Chicago clinched at least a share of the UAA title Sunday, defeating a stingy Case Western squad 73–44. It seemed like the Spartans would pose a greater challenge, having lost a close game to a very good Wash U team only two days prior, but Chicago outscored Case in the second half 50–26 to break open the game. The win came two days after one of the most lopsided wins in Chicago history, as the Maroons flirted with the 100-point mark in defeating Carnegie Mellon 95–46.
Chicago had overwhelmed Carnegie in a similarly dominant fashion nearly a month ago in Pittsburgh, winning 81–44. Head coach Aaron Roussell said after the game that with the group of players he has, he never has to worry about a letdown in energy. “We’ve made that mistake in other years,” Roussell said. “I was really proud of all of our kids, how we really locked in. You get to this point, you feel like you know your team, and I really felt that our kids were locked in before the game.”
The game got out of hand early for the Tartans. A hounding Chicago defense forced turnover after turnover, and Carnegie was able to score only three points in the first six minutes of play. Fourth-year Meghan Herrick had five steals all on her own in the first half, two shy of the Ratner record, which almost certainly would have fallen had Herrick played extended minutes throughout the rest of the game. The margin reached 20 points halfway through the first period and kept growing, and Chicago went into the locker room up 28.
The second half was more of the same, and the question turned from, “How much can Chicago win by?” to, “Are they going to get to 100 points?”

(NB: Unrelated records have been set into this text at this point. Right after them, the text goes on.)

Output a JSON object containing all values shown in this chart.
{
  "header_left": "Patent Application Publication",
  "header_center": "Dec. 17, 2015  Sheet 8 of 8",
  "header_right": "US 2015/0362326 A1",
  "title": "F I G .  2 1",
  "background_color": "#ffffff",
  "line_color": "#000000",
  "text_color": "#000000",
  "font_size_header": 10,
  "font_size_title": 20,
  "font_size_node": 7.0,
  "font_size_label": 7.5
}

“If it would have happened, it would have happened,” Roussell said. “I wasn’t going to do anything special to try and get it.”

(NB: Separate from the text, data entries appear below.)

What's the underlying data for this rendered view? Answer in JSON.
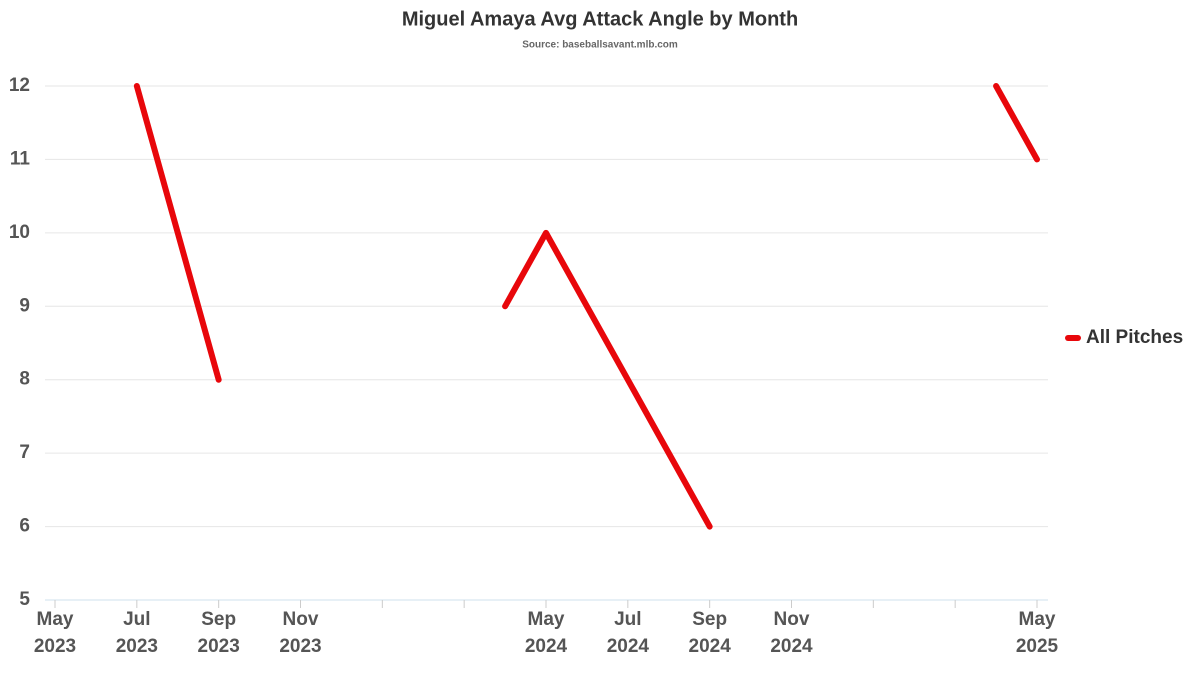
{
  "chart_data": {
    "type": "line",
    "title": "Miguel Amaya Avg Attack Angle by Month",
    "subtitle": "Source: baseballsavant.mlb.com",
    "categories": [
      "May 2023",
      null,
      "Jul 2023",
      null,
      "Sep 2023",
      null,
      "Nov 2023",
      null,
      null,
      null,
      null,
      null,
      "May 2024",
      null,
      "Jul 2024",
      null,
      "Sep 2024",
      null,
      "Nov 2024",
      null,
      null,
      null,
      null,
      null,
      "May 2025"
    ],
    "series": [
      {
        "name": "All Pitches",
        "color": "#e8070b",
        "values": [
          null,
          null,
          12,
          10,
          8,
          null,
          null,
          null,
          null,
          null,
          null,
          9,
          10,
          9,
          8,
          7,
          6,
          null,
          null,
          null,
          null,
          null,
          null,
          12,
          11
        ]
      }
    ],
    "ylim": [
      5,
      12
    ],
    "yticks": [
      5,
      6,
      7,
      8,
      9,
      10,
      11,
      12
    ],
    "grid": true,
    "legend": "right"
  }
}
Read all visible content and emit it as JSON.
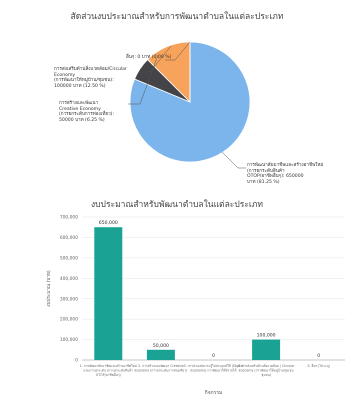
{
  "pie_chart": {
    "title": "สัดส่วนงบประมาณสำหรับการพัฒนาตำบลในแต่ละประเภท",
    "labels": [
      {
        "lines": [
          "อื่นๆ: 0 บาท (0.00 %)"
        ]
      },
      {
        "lines": [
          "การส่งเสริมด้านสิ่งแวดล้อม/Circular",
          "Economy",
          "(การพัฒนาให้หมู่บ้าน/ชุมชน):",
          "100000 บาท (12.50 %)"
        ]
      },
      {
        "lines": [
          "การสร้างและพัฒนา",
          "Creative Economy",
          "(การยกระดับการท่องเที่ยว):",
          "50000 บาท (6.25 %)"
        ]
      },
      {
        "lines": [
          "การพัฒนาสัมมาชีพและสร้างอาชีพใหม่",
          "(การยกระดับสินค้า",
          "OTOP/อาชีพอื่นๆ): 650000",
          "บาท (81.25 %)"
        ]
      }
    ]
  },
  "chart_data": [
    {
      "type": "pie",
      "title": "สัดส่วนงบประมาณสำหรับการพัฒนาตำบลในแต่ละประเภท",
      "slices": [
        {
          "label": "การพัฒนาสัมมาชีพและสร้างอาชีพใหม่ (การยกระดับสินค้า OTOP/อาชีพอื่นๆ)",
          "value": 650000,
          "percent": 81.25,
          "color": "#7cb5ec"
        },
        {
          "label": "การสร้างและพัฒนา Creative Economy (การยกระดับการท่องเที่ยว)",
          "value": 50000,
          "percent": 6.25,
          "color": "#434348"
        },
        {
          "label": "การส่งเสริมด้านสิ่งแวดล้อม/Circular Economy (การพัฒนาให้หมู่บ้าน/ชุมชน)",
          "value": 100000,
          "percent": 12.5,
          "color": "#f7a35c"
        },
        {
          "label": "อื่นๆ",
          "value": 0,
          "percent": 0.0,
          "color": "#90ed7d"
        }
      ]
    },
    {
      "type": "bar",
      "title": "งบประมาณสำหรับพัฒนาตำบลในแต่ละประเภท",
      "xlabel": "กิจกรรม",
      "ylabel": "งบประมาณ (บาท)",
      "ylim": [
        0,
        700000
      ],
      "yticks": [
        0,
        100000,
        200000,
        300000,
        400000,
        500000,
        600000,
        700000
      ],
      "ytick_labels": [
        "0",
        "100,000",
        "200,000",
        "300,000",
        "400,000",
        "500,000",
        "600,000",
        "700,000"
      ],
      "categories": [
        {
          "lines": [
            "1. การพัฒนาสัมมาชีพและสร้างอาชีพใหม่",
            "และการยกระดับ (การยกระดับสินค้า",
            "OTOP/อาชีพอื่นๆ)"
          ]
        },
        {
          "lines": [
            "2. การสร้างและพัฒนา Creative",
            "Economy (การยกระดับการท่องเที่ยว)"
          ]
        },
        {
          "lines": [
            "3. การนำองค์ความรู้ไปประยุกต์ใช้ (Digital",
            "Economy) การพัฒนาให้มีรายได้"
          ]
        },
        {
          "lines": [
            "4. การส่งเสริมด้านสิ่งแวดล้อม / Circular",
            "Economy (การพัฒนาให้หมู่บ้าน/ชุมชน",
            "ชุมชน)"
          ]
        },
        {
          "lines": [
            "5. อื่นๆ (ไม่ระบุ)"
          ]
        }
      ],
      "values": [
        650000,
        50000,
        0,
        100000,
        0
      ],
      "value_labels": [
        "650,000",
        "50,000",
        "0",
        "100,000",
        "0"
      ],
      "bar_color": "#1aa394"
    }
  ]
}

“When you’re playing a team like that and you’re up by 50 points, it’s almost like you want to win the subjective battle, like a wrestling match or a boxing match. We wanted to make sure that we dominated from the tip to the last buzzer,” said fourth-year guard Kate Casaday after the game. “We wanted to send them home knowing that we were better than them in every aspect, player for player.”

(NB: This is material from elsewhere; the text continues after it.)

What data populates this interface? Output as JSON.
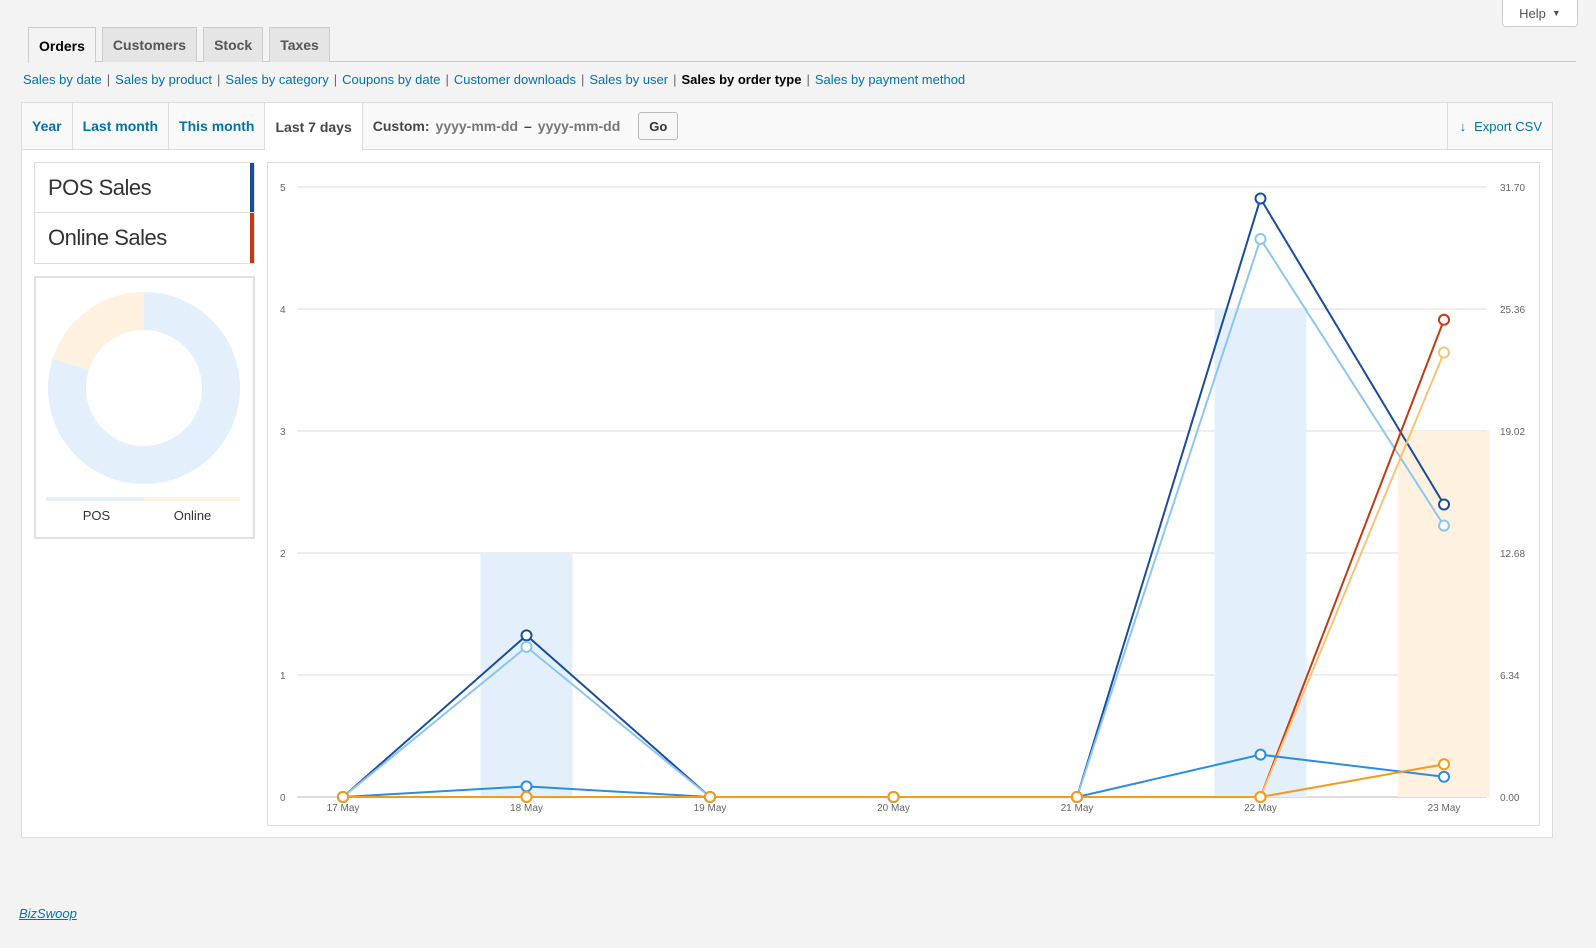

Casaday had one of her strongest games of the year, scoring eight points in just 11 minutes. She made a spectacular play late in the second half, nailing a drifting fadeaway jumper in the corner that put brought the bench to their feet.
“She just works her butt off day in and day out and pushes constantly, and is probably one of our biggest cheerleaders on the bench,” Meghan Herrick said. “To see her come out there and just play an amazing game all around, I’m just so proud of her. She deserved it.”
Two days later, the Maroons played Case Western, whom they beat by only five points in Cleveland. In Chicago’s 10 previous UAA contests, Case was the only team, aside from perennial powerhouse Wash U, to stay within 10 points of Chicago.
Sunday, however, they were not so lucky. The first half was a sloppy affair with 27 turnovers between the two teams, and neither squad was able to gain a sizable advantage. In the second half, the Maroons’ depth allowed them to pull away as they wore down a Case team that did not have the luxury of an easy Friday night blowout. The lead ballooned to double digits early in the half and the Maroons never looked back.
Chicago has now beaten UAA opponents by an average of 20.1 points per game. With only three games remaining, the Maroons have locked up at least a share of the UAA title, but any win over the course of the next three games will lock up the title and, by extension, an automatic NCAA berth. Chicago travels to New York on Friday and then plays Brandeis in Boston on Sunday.